Да, она сама выбрала себе долю. Козырин налетел на нее, как внезапный вихрь, закружил, поднял и понес. Она не успела опомниться, не успела ни о чем подумать, а уже летела в плотных свистящих струях вихря, но — странное дело! — не пугалась, а даже с удовольствием отдавалась той силе, которая ее закружила. Сила и уверенность — вот чем покорил ее Козырин. А она как раз искала мужскую силу и мужскую уверенность, которые стали, как она считала, редкостью. Не хотела Надежда походить на некоторых своих подруг, пытавшихся взвалить на себя сразу две ноши — мужскую и женскую, она хотела нести только свою, определенную ей природой ношу любви. Понимал это или нет Козырин — она не знала, да и какая разница, понимал или нет, главное — он ничего не перекладывал с себя на нее. И это постоянное ощущение силы, словно магнит, притягивало Надежду, не давало уйти, хотя ей многое и не нравилось в жизни Козырина. Но она верила в свою любовь и верила в то, что со временем уведет Козырина от беды. Ведь лучше любящей женщины этого никто не сможет сделать.
«Никто. Только я», — подумала Надежда и, успокоенная этой мыслью, открыла глаза, улыбнулась яркому, красному солнцу, поднимающемуся над белыми высокими соснами.
6
Рябушкин, еще не успев снять пальто и лохматую шапку, предупредил Андрея:
— Ты никуда не убегай, сейчас здесь спектакль будет разыгрываться. Великолепный!
— Что такое?
— Увидишь.
Он потер руки. Работать не начинал. Сидел и ждал.
Примерно через полчаса в кабинет влетел Авдотьин. Красный, запыхавшийся, он затравленно оглянулся, словно за ним гнались, и уставился на Андрея.
— Ничего, товарищ Авдотьин, можно говорить и при нем, — заверил Рябушкин.
— Да я бы это…
— Ничего, ничего, он парень хороший. — Лицо у Рябушкина было серьезным, строгим. — Ну и как вы объясните?
— Как объяснить! Да вы что, сдурели! Без ножа режете! Ну, вышло так. Договоримся как-нибудь…

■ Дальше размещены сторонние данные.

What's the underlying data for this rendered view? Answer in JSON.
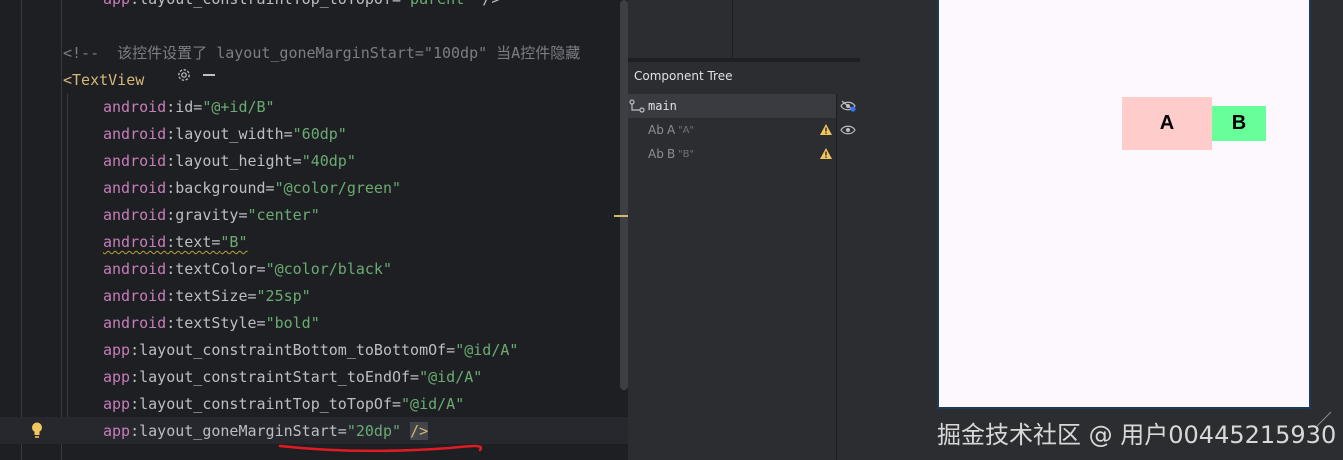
{
  "editor": {
    "lines": [
      {
        "parts": [
          {
            "cls": "c-ns",
            "t": "app"
          },
          {
            "cls": "c-attr",
            "t": ":layout_constraintTop_toTopOf="
          },
          {
            "cls": "c-str",
            "t": "\"parent\""
          },
          {
            "cls": "c-plain",
            "t": " />"
          }
        ]
      },
      {
        "parts": []
      },
      {
        "parts": [
          {
            "cls": "c-comment",
            "t": "<!--  该控件设置了 layout_goneMarginStart=\"100dp\" 当A控件隐藏"
          }
        ]
      },
      {
        "parts": [
          {
            "cls": "c-tag",
            "t": "<TextView"
          }
        ]
      },
      {
        "parts": [
          {
            "cls": "c-ns",
            "t": "android"
          },
          {
            "cls": "c-attr",
            "t": ":id="
          },
          {
            "cls": "c-str",
            "t": "\"@+id/B\""
          }
        ]
      },
      {
        "parts": [
          {
            "cls": "c-ns",
            "t": "android"
          },
          {
            "cls": "c-attr",
            "t": ":layout_width="
          },
          {
            "cls": "c-str",
            "t": "\"60dp\""
          }
        ]
      },
      {
        "parts": [
          {
            "cls": "c-ns",
            "t": "android"
          },
          {
            "cls": "c-attr",
            "t": ":layout_height="
          },
          {
            "cls": "c-str",
            "t": "\"40dp\""
          }
        ]
      },
      {
        "parts": [
          {
            "cls": "c-ns",
            "t": "android"
          },
          {
            "cls": "c-attr",
            "t": ":background="
          },
          {
            "cls": "c-str",
            "t": "\"@color/green\""
          }
        ]
      },
      {
        "parts": [
          {
            "cls": "c-ns",
            "t": "android"
          },
          {
            "cls": "c-attr",
            "t": ":gravity="
          },
          {
            "cls": "c-str",
            "t": "\"center\""
          }
        ]
      },
      {
        "parts": [
          {
            "cls": "c-ns squiggle",
            "t": "android"
          },
          {
            "cls": "c-attr squiggle",
            "t": ":text="
          },
          {
            "cls": "c-str squiggle",
            "t": "\"B\""
          }
        ]
      },
      {
        "parts": [
          {
            "cls": "c-ns",
            "t": "android"
          },
          {
            "cls": "c-attr",
            "t": ":textColor="
          },
          {
            "cls": "c-str",
            "t": "\"@color/black\""
          }
        ]
      },
      {
        "parts": [
          {
            "cls": "c-ns",
            "t": "android"
          },
          {
            "cls": "c-attr",
            "t": ":textSize="
          },
          {
            "cls": "c-str",
            "t": "\"25sp\""
          }
        ]
      },
      {
        "parts": [
          {
            "cls": "c-ns",
            "t": "android"
          },
          {
            "cls": "c-attr",
            "t": ":textStyle="
          },
          {
            "cls": "c-str",
            "t": "\"bold\""
          }
        ]
      },
      {
        "parts": [
          {
            "cls": "c-ns",
            "t": "app"
          },
          {
            "cls": "c-attr",
            "t": ":layout_constraintBottom_toBottomOf="
          },
          {
            "cls": "c-str",
            "t": "\"@id/A\""
          }
        ]
      },
      {
        "parts": [
          {
            "cls": "c-ns",
            "t": "app"
          },
          {
            "cls": "c-attr",
            "t": ":layout_constraintStart_toEndOf="
          },
          {
            "cls": "c-str",
            "t": "\"@id/A\""
          }
        ]
      },
      {
        "parts": [
          {
            "cls": "c-ns",
            "t": "app"
          },
          {
            "cls": "c-attr",
            "t": ":layout_constraintTop_toTopOf="
          },
          {
            "cls": "c-str",
            "t": "\"@id/A\""
          }
        ]
      },
      {
        "parts": [
          {
            "cls": "c-ns",
            "t": "app"
          },
          {
            "cls": "c-attr",
            "t": ":layout_goneMarginStart="
          },
          {
            "cls": "c-str",
            "t": "\"20dp\""
          },
          {
            "cls": "c-plain",
            "t": " "
          },
          {
            "cls": "c-tag tag-bracket-hl",
            "t": "/>"
          }
        ]
      }
    ]
  },
  "component_tree": {
    "title": "Component Tree",
    "root": {
      "label": "main"
    },
    "children": [
      {
        "prefix": "Ab",
        "name": "A",
        "text": "\"A\""
      },
      {
        "prefix": "Ab",
        "name": "B",
        "text": "\"B\""
      }
    ]
  },
  "preview": {
    "box_a_text": "A",
    "box_b_text": "B",
    "box_a_color": "#ffcccc",
    "box_b_color": "#66ff99"
  },
  "watermark": "掘金技术社区 @ 用户00445215930"
}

Авдотьин был напуган. Поэтому и не послушался совета Козырина. Всю жизнь он боялся своей жены, боялся так, что терял способность здраво рассуждать. Потерял он ее и сейчас, даже не замечал, что Рябушкин над ним откровенно издевается.
— Трудно договориться, товарищ Авдотьин. Использование служебной машины в личных целях — раз, пьянка в рабочее время — два, в-третьих — морально-бытовое разложение… Вашей жены я что-то там не заметил.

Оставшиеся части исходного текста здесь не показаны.